The RNN is compared to two (nearly identical) bayesian baselines to serve as upper performance bounds. Both baselines have two modules that perform posterior inference for the two variables (stimulus side, block side) with full task knowledge, with only one allowed to make an action and move on to subsequent trials.
Contributions (and/or findings):
1) RNN model performance comes close to the bayesian upper bound
2) RNN infers the block structure of the trials, and not just the stimulus
3) RNN dynamics collapse to a 2D subspace, governed mostly by the two variables
3) RNN accumulates evidence to infer both variables
4) RNN consists of two anti-correlated populations (encoding left and right) that likely self-sustain own dynamics
5) Authors introduce a distillation method that forces student RNN states to be low-dimensional projection of teacher RNN
6) A 2-unit distilled RNN learns the same variables as the teacher RNN, though a 2-unit RNN that's trained from scratch doesn't learn well

__ Strengths__: - Empirical evaluation is very satisfactory, the claims are quite easy to agree with and are based on the right experiments.
- The paper draws similarities between standard RNNs with bayes-optimal actors, offers a thorough slicing of RNN mechanics along multiple dimensions that allows insights into their behavior, and communicates basic tools that could be of use to the broader community in investigating neural networks. Along these axes, it's a worthwhile contribution to the commmunity.

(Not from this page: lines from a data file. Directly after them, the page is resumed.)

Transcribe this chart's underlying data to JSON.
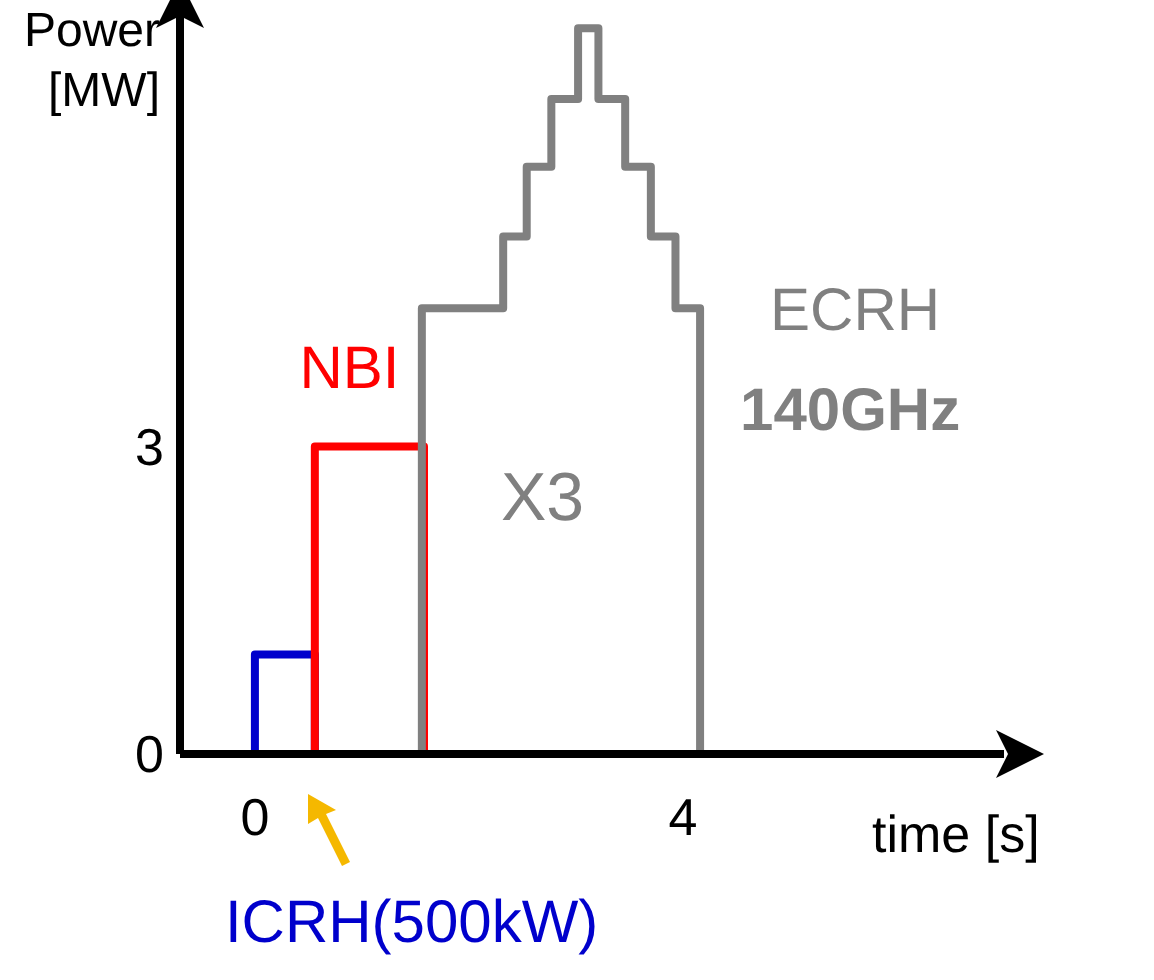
{
  "chart_data": {
    "type": "step",
    "xlabel": "time [s]",
    "ylabel": "Power [MW]",
    "xlim": [
      -0.7,
      7
    ],
    "ylim": [
      0,
      7.2
    ],
    "xticks": [
      0,
      4
    ],
    "yticks": [
      0,
      3
    ],
    "marker": "none",
    "line_style": "solid",
    "series": [
      {
        "name": "ICRH(500kW)",
        "color": "#0000cc",
        "x": [
          0,
          0,
          0.56
        ],
        "values": [
          0,
          0.97,
          0
        ]
      },
      {
        "name": "NBI",
        "color": "#ff0000",
        "x": [
          0.56,
          0.56,
          1.58
        ],
        "values": [
          0,
          3,
          0
        ]
      },
      {
        "name": "ECRH",
        "color": "#808080",
        "x": [
          1.56,
          1.56,
          2.32,
          2.54,
          2.77,
          3.02,
          3.21,
          3.46,
          3.7,
          3.93,
          4.16
        ],
        "values": [
          0,
          4.35,
          5.05,
          5.73,
          6.39,
          7.08,
          6.39,
          5.73,
          5.05,
          4.35,
          0
        ]
      }
    ],
    "annotations": [
      "140GHz",
      "X3"
    ]
  }
}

__ Weaknesses__: The distillation objective proposed is lacking some context. It is acknowldged that the proposed scheme is similar to the one employed in tinyBERT; on the other hand, there are other distillation schemes for RNNs that could have been used as baseline, such as sequence-level distillation (https://arxiv.org/pdf/1606.07947.pdf). If a method is posed as a contribution, it's important to visit existing techniques before introducing a new one.

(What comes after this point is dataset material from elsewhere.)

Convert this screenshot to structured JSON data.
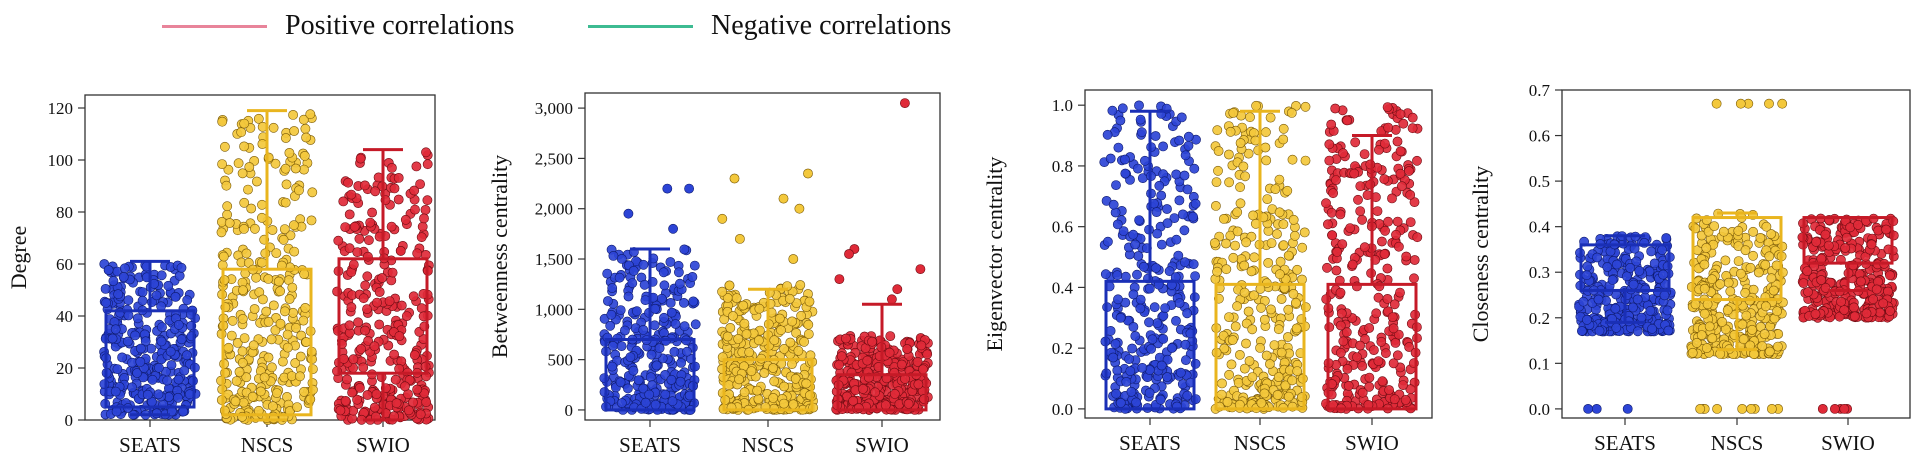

__ Correctness__: Empirical methodology is sound, with the experiments more or less straightforwardly leading to the stated conclusions.

__ Clarity__: The paper is very well written, with some pieces likely missing that could leave a question mark for most. For instance, what was the data to train the RNNs with the CE loss? Is it LM-style teacher forcing (with a predefined sequence shifted between inout and output), or something else? This seems like an important detail left out. Since the codebase stated in the paper is not yet existent, there doesn't seem to be a clear way for the reader to get an answer.

__ Relation to Prior Work__: There isn't much discussion of prior work, or work that moves in similar directions, from different fields (analogies between RNNs and optimal decoders, other works that use artifiical networks to model tasks like these, etc.), and this is a shortcoming.

__ Reproducibility__: No

__ Additional Feedback__: I'd have liked to see the codebase (reproducibility is highly desired), the details on RNN training, relevant work (doesn't need to be competing work, additional context is always very useful), and a distillation baseline if the distillation method itself is considered a contribution. I firmly believe there is great value in disseminating this work, and I'd surely consider adjusting my score upon provision of above information.
Additionally, the distillation objective introduced surely has its broader impacts, which should ideally be addressed.
/////////////////////////
Update after rebuttal
/////////////////////////
I'm satisfied with the rebuttal. I'm raising my score since the authors agreed to provide the requested information and also made their code public.
I also advise revising the broader impact section, adding discussion around the introduced distillation technique and its impacts.